After declaring 2020 the “worst year ever” for extortion-related cyberattacks, the US Department of Justice established a ransomware task force in April. The problem appears to be escalating: According to a report from cybersecurity firm Check Point Software, the first half of 2021 has already seen a 102 percent increase in ransomware attacks compared to the beginning of last year. That doesn’t even take into account the most recent events, such as a ferry operator in Martha’s Vineyard, Cape Cod, and Nantucket announcing Wednesday that it had been hit by a ransomware attack.
The US government is now stepping up efforts to combat ransomware, but experts warn that without significant cooperation and investment from the private sector, these attacks are likely to persist.
Many people believe that cyberattacks are simply attempts by hackers to steal sensitive data or money online. However, hackers have discovered a lucrative new revenue stream in targeting physical infrastructure.

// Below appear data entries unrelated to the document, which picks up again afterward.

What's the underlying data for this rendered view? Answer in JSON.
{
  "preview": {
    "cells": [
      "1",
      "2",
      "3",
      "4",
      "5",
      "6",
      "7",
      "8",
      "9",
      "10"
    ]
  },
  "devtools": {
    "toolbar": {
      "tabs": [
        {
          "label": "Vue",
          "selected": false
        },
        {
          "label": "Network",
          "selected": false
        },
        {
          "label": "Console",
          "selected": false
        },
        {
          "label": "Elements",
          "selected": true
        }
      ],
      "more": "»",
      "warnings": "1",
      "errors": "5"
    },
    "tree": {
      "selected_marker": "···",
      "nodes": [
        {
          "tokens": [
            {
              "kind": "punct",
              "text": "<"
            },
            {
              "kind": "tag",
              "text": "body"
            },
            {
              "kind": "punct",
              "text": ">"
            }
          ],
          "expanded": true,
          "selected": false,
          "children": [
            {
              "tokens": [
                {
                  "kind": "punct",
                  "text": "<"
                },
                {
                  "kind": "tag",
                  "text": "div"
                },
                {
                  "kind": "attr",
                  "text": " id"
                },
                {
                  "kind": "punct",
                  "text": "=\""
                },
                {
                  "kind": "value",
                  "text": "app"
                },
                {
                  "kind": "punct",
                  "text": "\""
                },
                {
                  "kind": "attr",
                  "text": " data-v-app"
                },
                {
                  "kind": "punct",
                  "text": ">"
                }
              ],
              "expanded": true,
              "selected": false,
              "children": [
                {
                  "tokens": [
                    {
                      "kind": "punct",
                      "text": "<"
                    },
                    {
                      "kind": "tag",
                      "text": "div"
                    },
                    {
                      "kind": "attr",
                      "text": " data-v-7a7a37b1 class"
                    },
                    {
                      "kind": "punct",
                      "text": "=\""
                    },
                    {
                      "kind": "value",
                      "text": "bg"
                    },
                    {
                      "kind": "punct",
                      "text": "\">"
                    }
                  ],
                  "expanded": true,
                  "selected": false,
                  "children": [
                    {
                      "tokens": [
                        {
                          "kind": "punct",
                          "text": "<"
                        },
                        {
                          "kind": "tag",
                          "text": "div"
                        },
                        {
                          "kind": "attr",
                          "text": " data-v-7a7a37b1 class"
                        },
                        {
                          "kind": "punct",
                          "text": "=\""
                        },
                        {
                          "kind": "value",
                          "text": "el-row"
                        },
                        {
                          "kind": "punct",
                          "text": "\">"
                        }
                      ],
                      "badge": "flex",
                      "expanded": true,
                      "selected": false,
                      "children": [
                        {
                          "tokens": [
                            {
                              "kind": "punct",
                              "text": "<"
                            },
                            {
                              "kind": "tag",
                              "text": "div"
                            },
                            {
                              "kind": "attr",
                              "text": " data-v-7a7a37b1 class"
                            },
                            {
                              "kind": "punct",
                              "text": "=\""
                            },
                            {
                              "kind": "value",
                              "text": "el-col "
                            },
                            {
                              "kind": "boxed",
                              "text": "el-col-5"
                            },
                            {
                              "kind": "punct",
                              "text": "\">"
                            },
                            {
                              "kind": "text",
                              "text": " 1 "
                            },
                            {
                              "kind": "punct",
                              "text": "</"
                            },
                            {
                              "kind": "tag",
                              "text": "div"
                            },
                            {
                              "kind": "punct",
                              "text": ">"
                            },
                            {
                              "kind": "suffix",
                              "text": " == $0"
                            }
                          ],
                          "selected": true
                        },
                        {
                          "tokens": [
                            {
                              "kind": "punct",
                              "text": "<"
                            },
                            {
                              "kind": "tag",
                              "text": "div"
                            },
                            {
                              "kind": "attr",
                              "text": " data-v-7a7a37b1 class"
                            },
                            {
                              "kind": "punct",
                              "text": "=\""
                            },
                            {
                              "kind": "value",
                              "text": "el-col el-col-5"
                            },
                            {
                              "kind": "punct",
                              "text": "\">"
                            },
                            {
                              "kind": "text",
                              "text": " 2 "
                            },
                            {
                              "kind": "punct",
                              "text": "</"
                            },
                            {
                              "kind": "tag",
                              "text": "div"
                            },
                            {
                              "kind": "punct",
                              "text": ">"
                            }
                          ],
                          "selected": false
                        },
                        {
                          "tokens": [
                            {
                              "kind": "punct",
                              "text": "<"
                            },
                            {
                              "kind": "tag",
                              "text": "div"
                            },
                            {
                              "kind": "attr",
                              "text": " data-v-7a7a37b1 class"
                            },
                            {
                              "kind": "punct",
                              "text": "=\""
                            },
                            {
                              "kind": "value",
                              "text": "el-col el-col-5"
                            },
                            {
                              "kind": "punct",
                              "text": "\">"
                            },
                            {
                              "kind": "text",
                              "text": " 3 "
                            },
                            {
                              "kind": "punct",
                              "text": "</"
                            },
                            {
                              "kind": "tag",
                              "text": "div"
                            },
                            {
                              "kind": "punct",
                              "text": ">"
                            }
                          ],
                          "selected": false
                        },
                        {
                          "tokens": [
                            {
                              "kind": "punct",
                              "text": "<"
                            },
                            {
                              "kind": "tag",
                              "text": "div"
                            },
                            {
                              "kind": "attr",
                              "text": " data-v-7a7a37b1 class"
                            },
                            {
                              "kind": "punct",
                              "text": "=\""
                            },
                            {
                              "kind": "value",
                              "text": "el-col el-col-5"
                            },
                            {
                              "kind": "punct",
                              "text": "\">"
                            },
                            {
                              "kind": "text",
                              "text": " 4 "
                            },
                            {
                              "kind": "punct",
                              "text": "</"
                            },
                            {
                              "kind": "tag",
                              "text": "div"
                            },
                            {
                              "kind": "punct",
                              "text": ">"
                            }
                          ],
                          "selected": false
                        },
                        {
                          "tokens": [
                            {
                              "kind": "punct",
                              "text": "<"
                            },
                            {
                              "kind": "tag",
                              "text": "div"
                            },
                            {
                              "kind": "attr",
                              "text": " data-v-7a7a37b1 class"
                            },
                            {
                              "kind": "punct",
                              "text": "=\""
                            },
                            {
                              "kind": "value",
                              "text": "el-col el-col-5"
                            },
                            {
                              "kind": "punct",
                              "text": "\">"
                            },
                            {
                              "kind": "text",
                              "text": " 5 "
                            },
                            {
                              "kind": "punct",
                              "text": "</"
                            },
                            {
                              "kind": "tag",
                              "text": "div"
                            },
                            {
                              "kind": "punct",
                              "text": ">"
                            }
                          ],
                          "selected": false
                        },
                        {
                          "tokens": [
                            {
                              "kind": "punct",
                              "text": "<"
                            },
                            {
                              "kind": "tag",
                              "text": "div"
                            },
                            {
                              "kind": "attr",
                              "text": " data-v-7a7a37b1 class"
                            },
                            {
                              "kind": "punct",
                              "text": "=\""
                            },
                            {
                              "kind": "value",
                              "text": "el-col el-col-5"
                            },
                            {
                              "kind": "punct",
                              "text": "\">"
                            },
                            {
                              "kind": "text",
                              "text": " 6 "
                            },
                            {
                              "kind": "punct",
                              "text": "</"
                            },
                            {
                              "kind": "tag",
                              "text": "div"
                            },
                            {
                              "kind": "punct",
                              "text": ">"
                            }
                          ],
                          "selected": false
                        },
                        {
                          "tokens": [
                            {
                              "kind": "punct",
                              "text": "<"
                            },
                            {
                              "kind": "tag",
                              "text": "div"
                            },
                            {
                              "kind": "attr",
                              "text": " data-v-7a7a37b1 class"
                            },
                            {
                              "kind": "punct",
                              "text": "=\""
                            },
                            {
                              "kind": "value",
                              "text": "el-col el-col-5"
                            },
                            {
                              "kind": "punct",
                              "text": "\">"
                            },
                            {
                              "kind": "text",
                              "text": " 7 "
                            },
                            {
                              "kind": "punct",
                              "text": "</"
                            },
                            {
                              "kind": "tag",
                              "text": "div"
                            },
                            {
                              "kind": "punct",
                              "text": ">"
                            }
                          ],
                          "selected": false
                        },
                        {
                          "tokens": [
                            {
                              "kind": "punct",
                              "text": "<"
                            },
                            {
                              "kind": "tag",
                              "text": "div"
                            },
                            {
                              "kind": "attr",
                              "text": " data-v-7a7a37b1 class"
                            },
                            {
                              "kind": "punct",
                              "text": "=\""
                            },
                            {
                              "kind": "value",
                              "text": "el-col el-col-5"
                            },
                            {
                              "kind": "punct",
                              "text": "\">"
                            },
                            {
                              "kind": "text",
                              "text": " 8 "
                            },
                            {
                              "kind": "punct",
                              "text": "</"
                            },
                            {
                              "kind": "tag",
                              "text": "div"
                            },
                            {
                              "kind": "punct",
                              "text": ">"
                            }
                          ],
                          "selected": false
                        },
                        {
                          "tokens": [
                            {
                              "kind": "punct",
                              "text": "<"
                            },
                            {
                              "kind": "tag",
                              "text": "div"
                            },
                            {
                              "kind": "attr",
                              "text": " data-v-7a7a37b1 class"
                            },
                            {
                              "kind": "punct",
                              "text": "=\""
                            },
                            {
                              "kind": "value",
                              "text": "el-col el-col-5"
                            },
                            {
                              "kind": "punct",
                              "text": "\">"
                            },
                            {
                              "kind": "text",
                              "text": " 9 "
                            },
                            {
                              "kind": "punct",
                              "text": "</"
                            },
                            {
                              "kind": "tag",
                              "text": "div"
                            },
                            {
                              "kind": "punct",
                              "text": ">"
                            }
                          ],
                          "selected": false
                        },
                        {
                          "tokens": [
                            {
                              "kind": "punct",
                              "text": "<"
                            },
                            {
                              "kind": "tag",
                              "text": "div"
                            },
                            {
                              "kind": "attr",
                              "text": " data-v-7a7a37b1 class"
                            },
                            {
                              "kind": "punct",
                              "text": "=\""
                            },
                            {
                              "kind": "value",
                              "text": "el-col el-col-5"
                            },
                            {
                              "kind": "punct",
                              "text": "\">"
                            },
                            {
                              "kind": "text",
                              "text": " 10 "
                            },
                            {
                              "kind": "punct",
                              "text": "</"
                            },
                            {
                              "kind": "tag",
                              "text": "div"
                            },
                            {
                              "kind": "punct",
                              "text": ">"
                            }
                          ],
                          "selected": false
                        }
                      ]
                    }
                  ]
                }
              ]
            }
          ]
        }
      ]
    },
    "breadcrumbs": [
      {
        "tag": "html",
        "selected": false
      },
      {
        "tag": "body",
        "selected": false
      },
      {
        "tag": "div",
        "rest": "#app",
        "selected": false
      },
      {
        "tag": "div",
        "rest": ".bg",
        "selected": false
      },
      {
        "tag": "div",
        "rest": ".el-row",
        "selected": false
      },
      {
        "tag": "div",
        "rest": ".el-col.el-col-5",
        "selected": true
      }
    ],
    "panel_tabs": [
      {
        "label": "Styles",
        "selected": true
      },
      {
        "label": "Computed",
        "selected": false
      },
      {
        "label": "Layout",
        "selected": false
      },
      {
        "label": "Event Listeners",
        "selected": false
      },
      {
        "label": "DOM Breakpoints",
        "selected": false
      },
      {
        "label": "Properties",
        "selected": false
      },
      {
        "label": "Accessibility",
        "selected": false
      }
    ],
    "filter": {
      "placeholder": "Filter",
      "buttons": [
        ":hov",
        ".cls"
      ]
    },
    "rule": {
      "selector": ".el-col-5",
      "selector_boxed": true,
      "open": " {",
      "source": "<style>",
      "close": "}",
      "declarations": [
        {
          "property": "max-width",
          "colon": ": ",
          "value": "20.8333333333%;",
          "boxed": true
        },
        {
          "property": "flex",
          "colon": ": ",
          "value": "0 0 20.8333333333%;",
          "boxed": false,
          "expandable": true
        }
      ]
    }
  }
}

These attacks have the potential to cause havoc in people’s lives, resulting in product shortages, higher prices, and other consequences. The greater the disruption, the more likely it is that companies will pay to mitigate it. According to experts, both REvil and DarkSide operate what are essentially “ransomware-as-a-service” businesses, employing large teams to create tools to assist others in carrying out ransomware attacks and taking a cut of the profits. They may also carry out their own attacks in some cases. According to cybersecurity experts, Russian law enforcement typically leaves such groups operating within the country alone if their targets are elsewhere because they bring money into the country. To make matters worse, many companies in those industries haven’t traditionally thought of themselves as tech companies, which means their systems may be less sophisticated and more easily compromised, according to Mark Ostrowski, Check Point’s head of engineering.
In recent years, this has become increasingly true. More physical infrastructure has been embedded with connected devices that connect it to a company’s larger network as technology has evolved. Even if a hacker gains access to a company’s network via its email system, they may be able to wreak havoc on the machines in its manufacturing facilities or other areas of the business. The pandemic also increased the number of targets, as hackers looked for ways to profit by attacking critical services.
The targeting of healthcare facilities appears to predate the pandemic — Emsisoft’s previous research revealed that 764 healthcare providers were targeted by ransomware in 2019, though overall attacks tracked by the firm increased in 2020.
Companies, organizations, and government agencies will now need to act quickly to plug potential gaps in their systems, update software, and ensure that their most critical functions are adequately protected from cyberattacks.
President Joe Biden signed an executive order last month requiring companies doing government work to improve their cybersecurity practices — requirements that Congress could extend to other private firms supporting infrastructure and other critical levers of the US economy. Following the JBS and ferry attacks, White House press secretary Jen Psaki stated on Wednesday that the administration is also “building an international coalition to hold countries that harbor ransom actors accountable.”
While system-level upgrades or overhauls may be required at times, Ostrowski believes the risk is often determined by individual behavior. The majority of ransomware is distributed via phishing attacks, in which users are duped into clicking a link in an email that grants the hackers complete access to their system.
Many companies in healthcare, food, and energy have few, if any, executives or board members with the technical background or know-how needed to help mitigate cyber risks, which must change as bad actors become more sophisticated.